Bharata composed the Natyashastra probably around the same time as Aristotle. He too was interested in theatre as a medium. However, there is a fundamental difference between Aristotle’s Poetics and Bharata’s Natyashastra. Bharata focuses more on sensations (rasa) evoked in the audience, and emotions (bhava) of the performer, and less on the story itself. The expressions, posture and gestures of the performer need to be rooted in a particular emotion (bhava) so that it evokes an aesthetic sensory experience (rasa) in the audience. Here, the journey is from the heart to the head.
The Western way of storytelling therefore, focuses on one character, one plot, one transformation, and one dominant emotion. In complex storytelling, multiple such linear story lines are woven together into a tapestry. Here, the idea matters and through the idea one emotion rises and falls. We see this in Shakespeare’s plays: the hesitation of Hamlet, the romance of Romeo and Juliet, the impatient passion of Othello. Each of these plays has a clear story, with a distinct emotion.
By contrast, in the Indian way of storytelling the point is to nourish the audience with a whole range of sensations and emotions.
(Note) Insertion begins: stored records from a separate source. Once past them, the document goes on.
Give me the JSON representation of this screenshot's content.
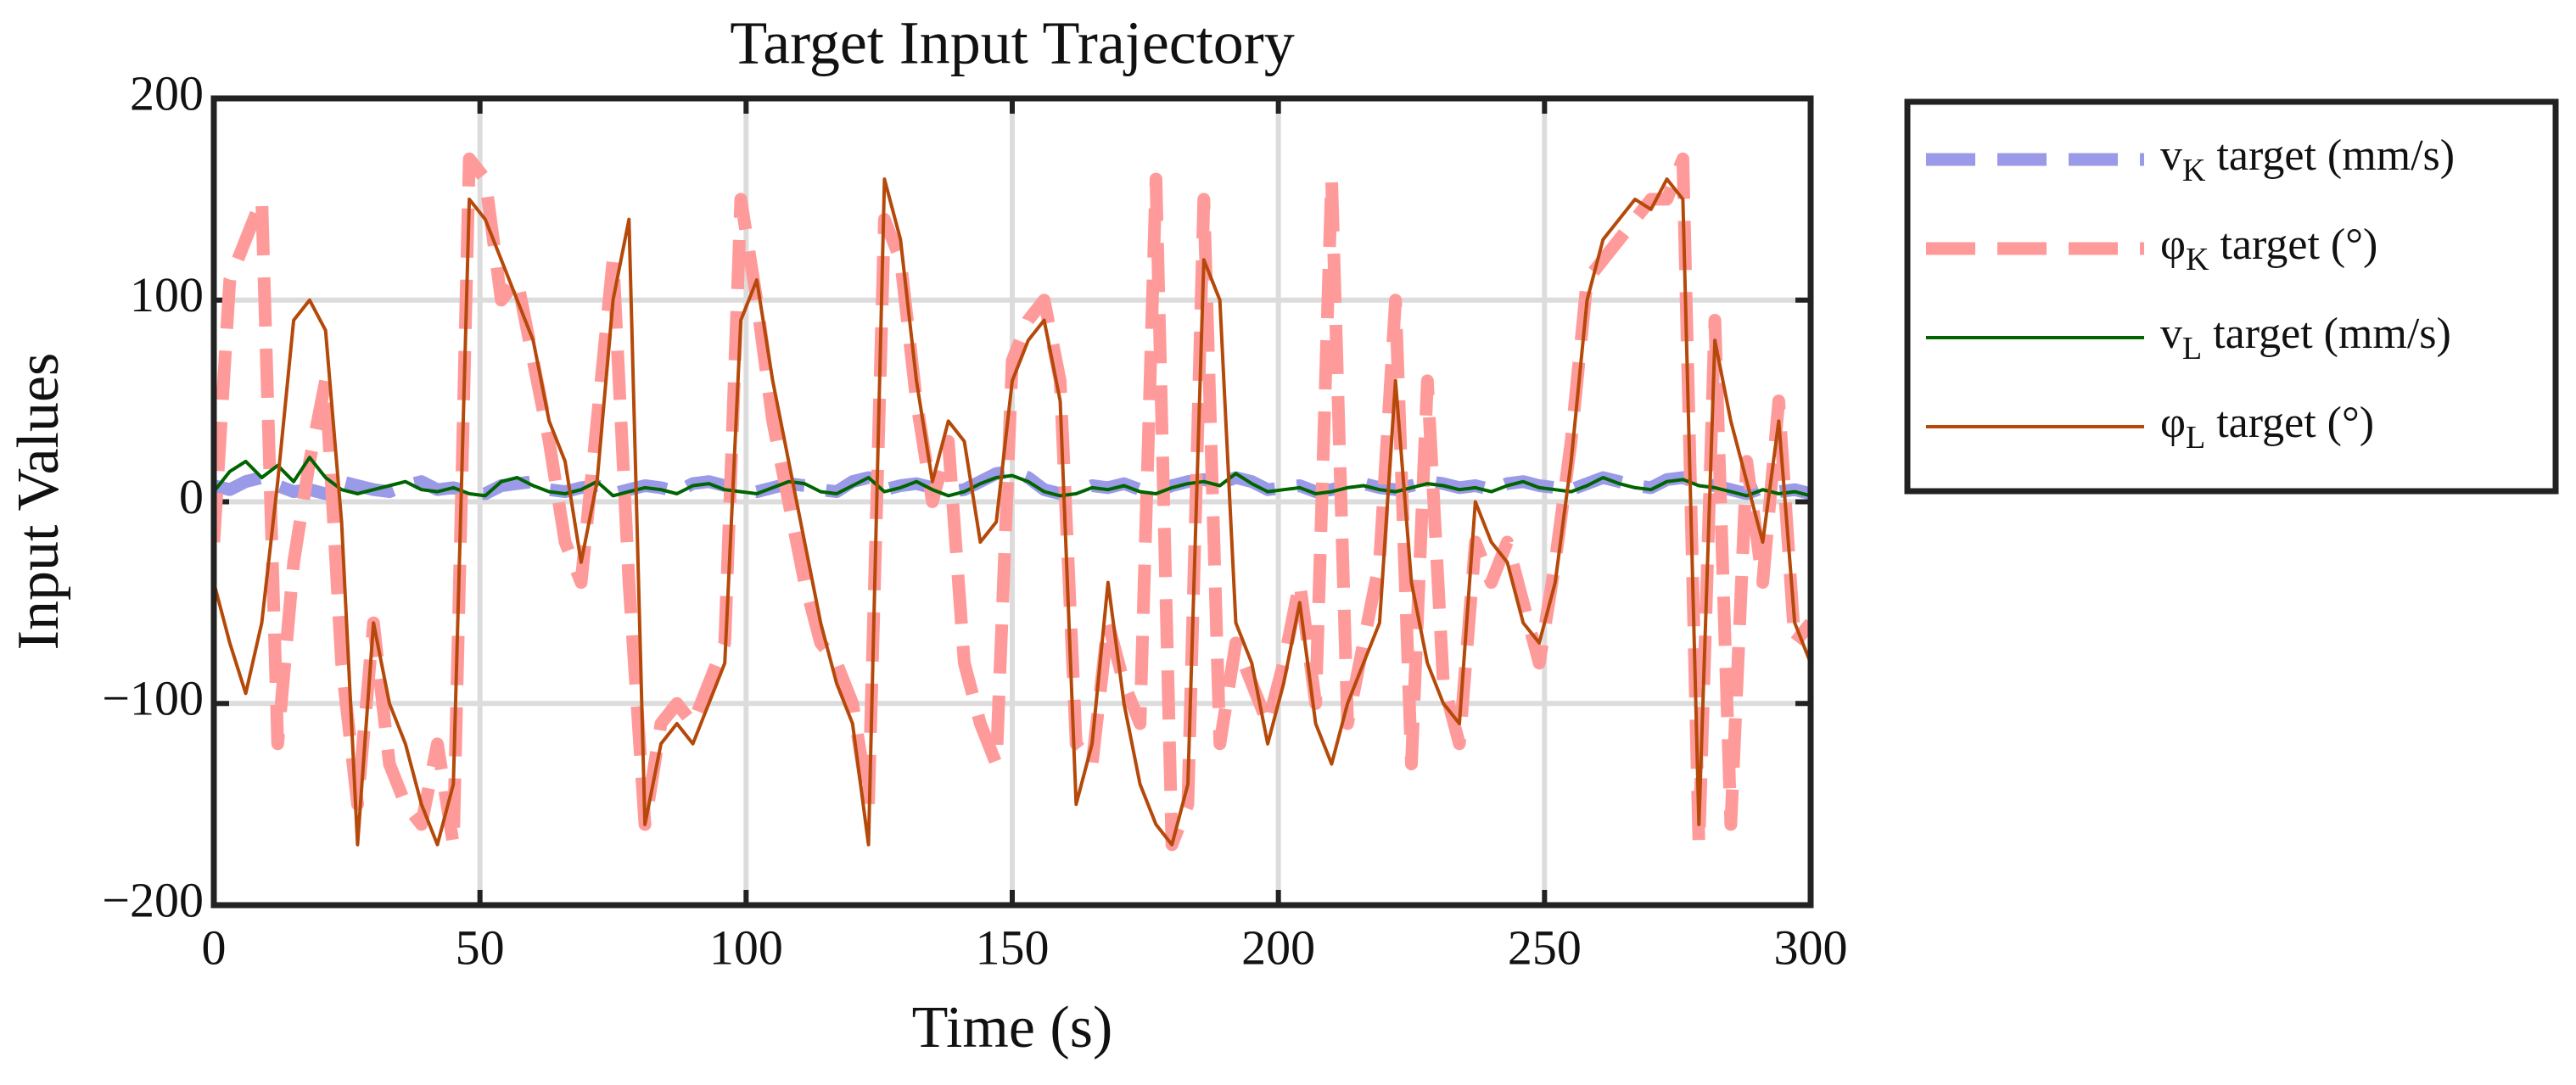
{
  "chart_data": {
    "type": "line",
    "title": "Target Input Trajectory",
    "xlabel": "Time (s)",
    "ylabel": "Input Values",
    "x": [
      0,
      3,
      6,
      9,
      12,
      15,
      18,
      21,
      24,
      27,
      30,
      33,
      36,
      39,
      42,
      45,
      48,
      51,
      54,
      57,
      60,
      63,
      66,
      69,
      72,
      75,
      78,
      81,
      84,
      87,
      90,
      93,
      96,
      99,
      102,
      105,
      108,
      111,
      114,
      117,
      120,
      123,
      126,
      129,
      132,
      135,
      138,
      141,
      144,
      147,
      150,
      153,
      156,
      159,
      162,
      165,
      168,
      171,
      174,
      177,
      180,
      183,
      186,
      189,
      192,
      195,
      198,
      201,
      204,
      207,
      210,
      213,
      216,
      219,
      222,
      225,
      228,
      231,
      234,
      237,
      240,
      243,
      246,
      249,
      252,
      255,
      258,
      261,
      264,
      267,
      270,
      273,
      276,
      279,
      282,
      285,
      288,
      291,
      294,
      297,
      300
    ],
    "series": [
      {
        "name": "vK target (mm/s)",
        "color": "#9a9ae8",
        "linestyle": "dashed",
        "values": [
          8,
          6,
          10,
          12,
          8,
          5,
          6,
          4,
          10,
          8,
          6,
          5,
          8,
          10,
          6,
          7,
          5,
          4,
          8,
          9,
          10,
          6,
          5,
          7,
          8,
          4,
          6,
          8,
          7,
          5,
          9,
          10,
          8,
          6,
          5,
          7,
          9,
          8,
          6,
          5,
          10,
          12,
          6,
          8,
          9,
          7,
          5,
          6,
          10,
          14,
          15,
          12,
          6,
          4,
          5,
          8,
          7,
          9,
          6,
          5,
          8,
          10,
          11,
          9,
          12,
          10,
          6,
          7,
          8,
          5,
          6,
          8,
          9,
          7,
          6,
          8,
          10,
          9,
          7,
          8,
          6,
          9,
          10,
          8,
          7,
          6,
          9,
          12,
          10,
          8,
          7,
          11,
          12,
          9,
          8,
          6,
          4,
          7,
          5,
          6,
          4
        ]
      },
      {
        "name": "φK target (°)",
        "color": "#ff9a9a",
        "linestyle": "dashed",
        "values": [
          -20,
          110,
          130,
          150,
          -120,
          -30,
          20,
          60,
          -80,
          -150,
          -60,
          -130,
          -150,
          -160,
          -120,
          -170,
          170,
          160,
          100,
          110,
          70,
          30,
          -20,
          -40,
          40,
          120,
          -40,
          -160,
          -110,
          -100,
          -110,
          -90,
          -70,
          150,
          100,
          40,
          0,
          -40,
          -70,
          -80,
          -100,
          -150,
          140,
          120,
          50,
          0,
          30,
          -80,
          -110,
          -130,
          70,
          90,
          100,
          60,
          -120,
          -130,
          -60,
          -90,
          -110,
          160,
          -170,
          -150,
          150,
          -120,
          -70,
          -90,
          -110,
          -80,
          -40,
          -100,
          160,
          -110,
          -70,
          -30,
          100,
          -130,
          60,
          -90,
          -120,
          -20,
          -40,
          -20,
          -50,
          -80,
          -30,
          30,
          110,
          120,
          130,
          140,
          150,
          150,
          170,
          -170,
          90,
          -160,
          20,
          -40,
          50,
          -70,
          -60
        ]
      },
      {
        "name": "vL target (mm/s)",
        "color": "#006400",
        "linestyle": "solid",
        "values": [
          5,
          15,
          20,
          12,
          18,
          10,
          22,
          12,
          6,
          4,
          6,
          8,
          10,
          6,
          5,
          7,
          4,
          3,
          10,
          12,
          8,
          5,
          4,
          6,
          10,
          3,
          5,
          7,
          6,
          4,
          8,
          9,
          6,
          5,
          4,
          7,
          10,
          9,
          5,
          4,
          8,
          12,
          5,
          7,
          10,
          6,
          3,
          5,
          9,
          12,
          13,
          10,
          5,
          3,
          4,
          7,
          6,
          8,
          5,
          4,
          7,
          9,
          10,
          8,
          14,
          9,
          5,
          6,
          7,
          4,
          5,
          7,
          8,
          6,
          5,
          7,
          9,
          8,
          6,
          7,
          5,
          8,
          10,
          7,
          6,
          5,
          8,
          12,
          9,
          7,
          6,
          10,
          11,
          8,
          7,
          5,
          3,
          6,
          4,
          5,
          3
        ]
      },
      {
        "name": "φL target (°)",
        "color": "#b5490a",
        "linestyle": "solid",
        "values": [
          -40,
          -70,
          -95,
          -60,
          10,
          90,
          100,
          85,
          -10,
          -170,
          -60,
          -100,
          -120,
          -150,
          -170,
          -140,
          150,
          140,
          120,
          100,
          80,
          40,
          20,
          -30,
          10,
          100,
          140,
          -160,
          -120,
          -110,
          -120,
          -100,
          -80,
          90,
          110,
          60,
          20,
          -20,
          -60,
          -90,
          -110,
          -170,
          160,
          130,
          60,
          10,
          40,
          30,
          -20,
          -10,
          60,
          80,
          90,
          50,
          -150,
          -120,
          -40,
          -100,
          -140,
          -160,
          -170,
          -140,
          120,
          100,
          -60,
          -80,
          -120,
          -90,
          -50,
          -110,
          -130,
          -100,
          -80,
          -60,
          60,
          -40,
          -80,
          -100,
          -110,
          0,
          -20,
          -30,
          -60,
          -70,
          -40,
          20,
          100,
          130,
          140,
          150,
          145,
          160,
          150,
          -160,
          80,
          40,
          10,
          -20,
          40,
          -60,
          -80
        ]
      }
    ],
    "xlim": [
      0,
      300
    ],
    "xticks": [
      0,
      50,
      100,
      150,
      200,
      250,
      300
    ],
    "ylim": [
      -200,
      200
    ],
    "yticks": [
      {
        "value": -200,
        "label": "−200"
      },
      {
        "value": -100,
        "label": "−100"
      },
      0,
      100,
      200
    ],
    "grid": true,
    "legend": "outside right"
  }
}
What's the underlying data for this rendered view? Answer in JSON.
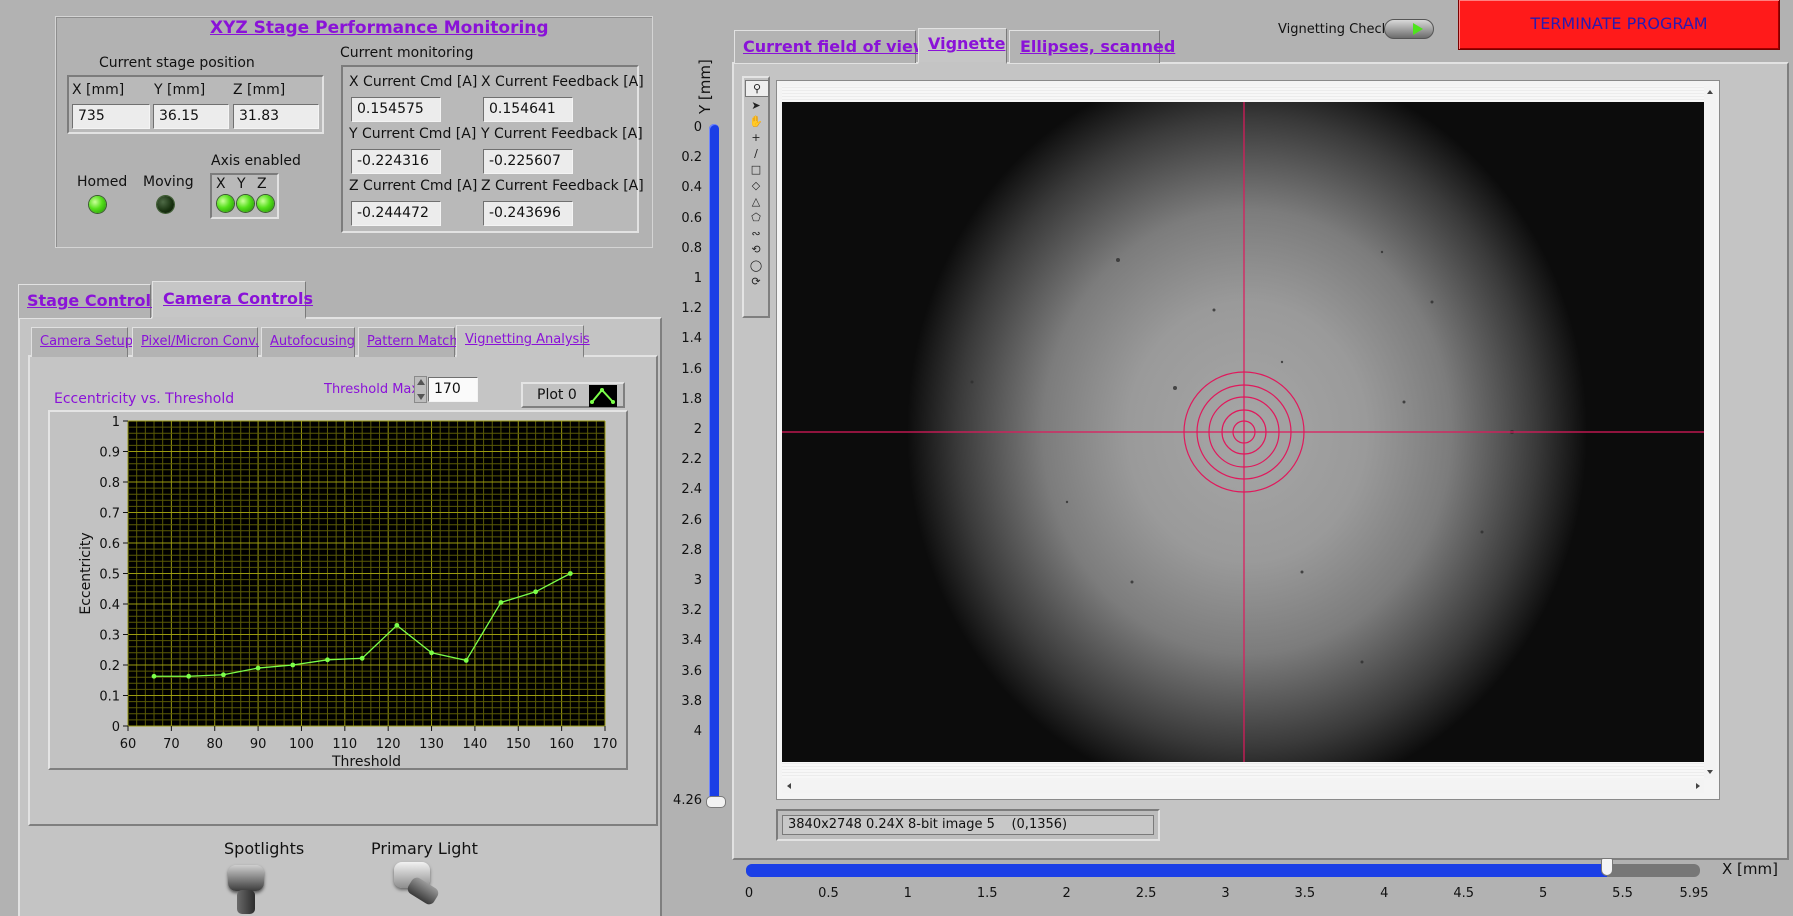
{
  "monitor": {
    "title": "XYZ Stage Performance Monitoring",
    "stage_position_label": "Current stage position",
    "x_label": "X [mm]",
    "y_label": "Y [mm]",
    "z_label": "Z [mm]",
    "x_value": "735",
    "y_value": "36.15",
    "z_value": "31.83",
    "homed_label": "Homed",
    "moving_label": "Moving",
    "axis_enabled_label": "Axis enabled",
    "axis_x": "X",
    "axis_y": "Y",
    "axis_z": "Z",
    "current_monitoring_label": "Current monitoring",
    "x_cmd_label": "X Current Cmd [A]",
    "x_cmd_value": "0.154575",
    "x_fb_label": "X Current Feedback [A]",
    "x_fb_value": "0.154641",
    "y_cmd_label": "Y Current Cmd [A]",
    "y_cmd_value": "-0.224316",
    "y_fb_label": "Y Current Feedback [A]",
    "y_fb_value": "-0.225607",
    "z_cmd_label": "Z Current Cmd [A]",
    "z_cmd_value": "-0.244472",
    "z_fb_label": "Z Current Feedback [A]",
    "z_fb_value": "-0.243696"
  },
  "main_tabs": {
    "stage": "Stage Controls",
    "camera": "Camera Controls"
  },
  "sub_tabs": [
    "Camera Setup",
    "Pixel/Micron Conv.",
    "Autofocusing",
    "Pattern Match",
    "Vignetting Analysis"
  ],
  "analysis": {
    "chart_title": "Eccentricity vs. Threshold",
    "threshold_max_label": "Threshold Max",
    "threshold_max_value": "170",
    "plot_legend": "Plot 0"
  },
  "chart_data": {
    "type": "line",
    "title": "Eccentricity vs. Threshold",
    "xlabel": "Threshold",
    "ylabel": "Eccentricity",
    "xlim": [
      60,
      170
    ],
    "ylim": [
      0,
      1
    ],
    "x_ticks": [
      60,
      70,
      80,
      90,
      100,
      110,
      120,
      130,
      140,
      150,
      160,
      170
    ],
    "y_ticks": [
      "0",
      "0.1",
      "0.2",
      "0.3",
      "0.4",
      "0.5",
      "0.6",
      "0.7",
      "0.8",
      "0.9",
      "1"
    ],
    "grid": true,
    "series": [
      {
        "name": "Plot 0",
        "color": "#7cff4a",
        "x": [
          66,
          74,
          82,
          90,
          98,
          106,
          114,
          122,
          130,
          138,
          146,
          154,
          162
        ],
        "y": [
          0.163,
          0.163,
          0.168,
          0.19,
          0.2,
          0.217,
          0.222,
          0.33,
          0.24,
          0.215,
          0.405,
          0.44,
          0.5
        ]
      }
    ]
  },
  "lights": {
    "spotlights": "Spotlights",
    "primary": "Primary Light"
  },
  "view_tabs": {
    "fov": "Current field of view",
    "vignette": "Vignette",
    "ellipses": "Ellipses, scanned"
  },
  "vignetting_check_label": "Vignetting Check",
  "terminate_label": "TERMINATE PROGRAM",
  "image": {
    "status": "3840x2748 0.24X 8-bit image 5",
    "coords": "(0,1356)"
  },
  "y_axis": {
    "label": "Y [mm]",
    "ticks": [
      "0",
      "0.2",
      "0.4",
      "0.6",
      "0.8",
      "1",
      "1.2",
      "1.4",
      "1.6",
      "1.8",
      "2",
      "2.2",
      "2.4",
      "2.6",
      "2.8",
      "3",
      "3.2",
      "3.4",
      "3.6",
      "3.8",
      "4"
    ],
    "max_label": "4.26"
  },
  "x_axis": {
    "label": "X [mm]",
    "ticks": [
      "0",
      "0.5",
      "1",
      "1.5",
      "2",
      "2.5",
      "3",
      "3.5",
      "4",
      "4.5",
      "5",
      "5.5",
      "5.95"
    ],
    "slider_value": 5.4,
    "max": 5.95
  },
  "colors": {
    "accent_link": "#8a12d8",
    "terminate_bg": "#ff1a1a",
    "slider_blue": "#1b3fe6",
    "crosshair": "#e0185c",
    "plot_green": "#7cff4a"
  }
}
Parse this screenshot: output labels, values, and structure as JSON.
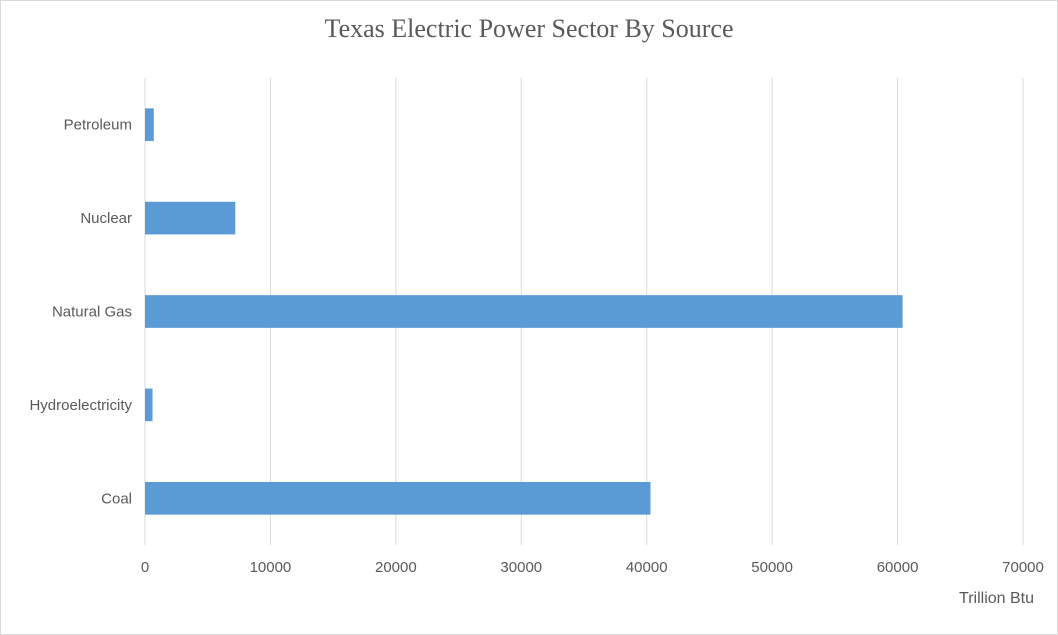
{
  "chart_data": {
    "type": "bar",
    "orientation": "horizontal",
    "title": "Texas Electric Power Sector By Source",
    "xlabel": "Trillion Btu",
    "ylabel": "",
    "categories": [
      "Petroleum",
      "Nuclear",
      "Natural Gas",
      "Hydroelectricity",
      "Coal"
    ],
    "values": [
      700,
      7200,
      60400,
      600,
      40300
    ],
    "xlim": [
      0,
      70000
    ],
    "xticks": [
      "0",
      "10000",
      "20000",
      "30000",
      "40000",
      "50000",
      "60000",
      "70000"
    ],
    "grid": true,
    "bar_color": "#5b9bd5"
  }
}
At the end of story, has the viewer experienced joy, anger, pleasure, hatred, love, compassion, sorrow? Here, the idea does not matter as much. When we think of Ram or Krishna, or Shiva, an emotion is evoked, and the whole purpose of their sagas is to reinforce that emotion. As in an Indian thali, where there are different flavours, the rasa associated with Ram becomes distinct and gets amplified because of other rasas evoked by other characters of the Ramayana such as Lakshman, Sita, Hanuman and Ravana.
Hollywood films, not surprisingly, are famous for great plots and characters. Bollywood films, by contrast, are more known for the songs, the dance, the colour, their operatic style, their melodrama, where plot and character are afterthoughts. In a Hollywood film, what matters is the pace and build-up to the climax. In a Bollywood film, what matters is the rush of sensations and emotions, so there is no discomfort with disjointed stories or irrational plots. In Western storytelling the actor is a container of an idea. In Indian storytelling, the actor is a vessel who nourishes the audience with rasa.